C'est ainsi qu'une bataille terrestre féroce entre les forces japonaises et américaines s'est déroulée sur Okinawa. La bataille a duré environ trois mois, de la fin mars à la fin juin 1945. Toute la zone étendue sur l'île principale d'Okinawa est devenue un terrain de bataille, il a été détruit par les attaques acharnées de l'armée américaine. Le nombre de morts de la bataille s'élève à environ 14 000 du côté américain, contre environ 80 000 soldats japonais, et plus de 100 000 habitants d'Okinawa ont été tués. Ce chiffre représente un habitant sur quatre du département d'Okinawa à l'époque. Quand on parle des ravages causés au Japon pendant la Seconde Guerre mondiale, nous parlons souvent des villes d’Hiroshima et Nagasaki, sur lesquelles les bombes atomiques ont été larguées. Cependant, les dégâts que Okinawa a subis étaient différents, car ils ont été causés par des batailles terrestres. Okinawa est le seul endroit au Japon où autant de civils ont été tués dans une guerre terrestre qui a duré plusieurs mois.

Par ailleurs, les bases militaires américaines dont la construction avait commencé durant la bataille d'Okinawa subsistent encore aujourd'hui, quelque 80 ans plus tard, et ont des répercussions diverses sur la société d'Okinawa.

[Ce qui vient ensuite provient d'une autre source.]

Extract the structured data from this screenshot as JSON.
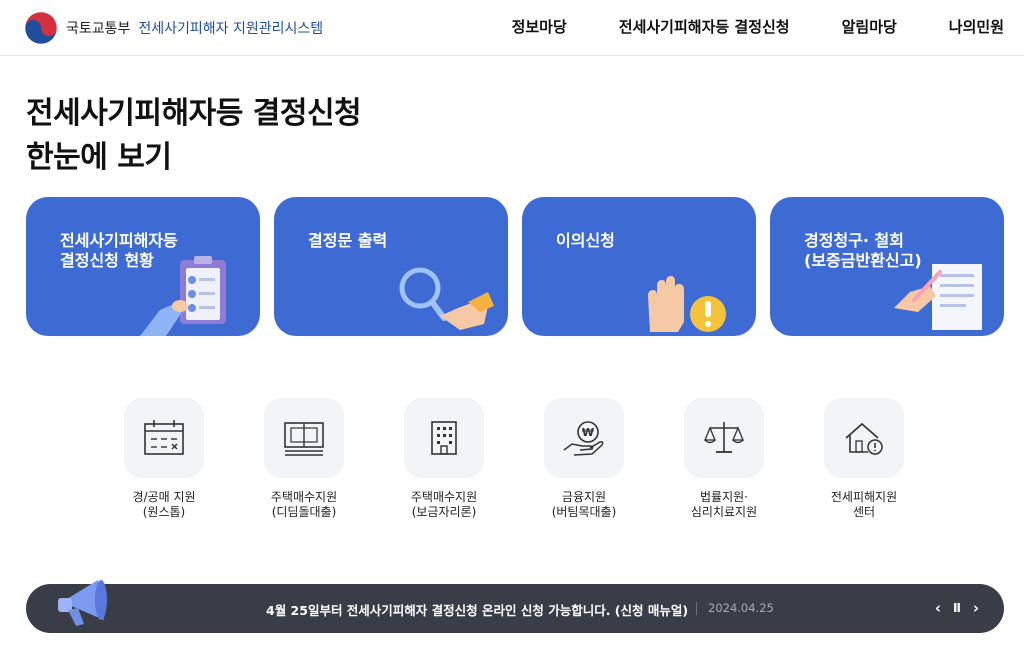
{
  "header": {
    "ministry": "국토교통부",
    "system_name": "전세사기피해자 지원관리시스템",
    "nav": [
      "정보마당",
      "전세사기피해자등 결정신청",
      "알림마당",
      "나의민원"
    ]
  },
  "page_title": "전세사기피해자등 결정신청\n한눈에 보기",
  "cards": [
    {
      "label": "전세사기피해자등\n결정신청 현황",
      "icon": "clipboard-checklist-icon"
    },
    {
      "label": "결정문 출력",
      "icon": "magnifier-icon"
    },
    {
      "label": "이의신청",
      "icon": "raised-hand-warning-icon"
    },
    {
      "label": "경정청구· 철회\n(보증금반환신고)",
      "icon": "document-pen-icon"
    }
  ],
  "quick_links": [
    {
      "label": "경/공매 지원\n(원스톱)",
      "icon": "calendar-icon"
    },
    {
      "label": "주택매수지원\n(디딤돌대출)",
      "icon": "money-bundle-icon"
    },
    {
      "label": "주택매수지원\n(보금자리론)",
      "icon": "building-icon"
    },
    {
      "label": "금융지원\n(버팀목대출)",
      "icon": "won-coin-hand-icon"
    },
    {
      "label": "법률지원·\n심리치료지원",
      "icon": "scales-icon"
    },
    {
      "label": "전세피해지원\n센터",
      "icon": "house-alert-icon"
    }
  ],
  "notice": {
    "text": "4월 25일부터 전세사기피해자 결정신청 온라인 신청 가능합니다. (신청 매뉴얼)",
    "date": "2024.04.25",
    "prev": "‹",
    "pause": "Ⅱ",
    "next": "›"
  },
  "colors": {
    "card_blue": "#3e6bd3",
    "notice_bg": "#393d47",
    "brand_blue": "#1f4e9c"
  }
}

Cette histoire post-moderne fait d'Okinawa un lieu très important pour l'apprentissage de la guerre et de la paix. Des raisons de cet apprentissage sont les suivantes :

  • L'expansion territoriale du Japon depuis l'ère moderne a donné lieu à des guerres, qui ont entraîné de grands sacrifices pour Okinawa, qui était placé à la périphérie du Japon.
  • La guerre entre les deux grandes puissances impériales (Japon et États-Unis) qui sont devenues de plus en plus fortes depuis le XIXe siècle, a causé d'importants dégâts dans les zones situées entre ces puissances.
  • Depuis l'ère moderne, l'éducation tablant sur "la japonisation" d'Okinawa a été appliquée d'une manière rigoureuse. Le citoyen d'Okinawa a été contraint d'être plus loyal envers l'Empereur par rapport aux autres départements, ce qui a entraîné un plus grand nombre de victimes pendant la guerre.
  • La base américaine installée depuis la bataille d'Okinawa a eu un rôle important pendant la guerre froide. Les habitants d'Okinawa ont été contraints de coexister avec des troupes américaines.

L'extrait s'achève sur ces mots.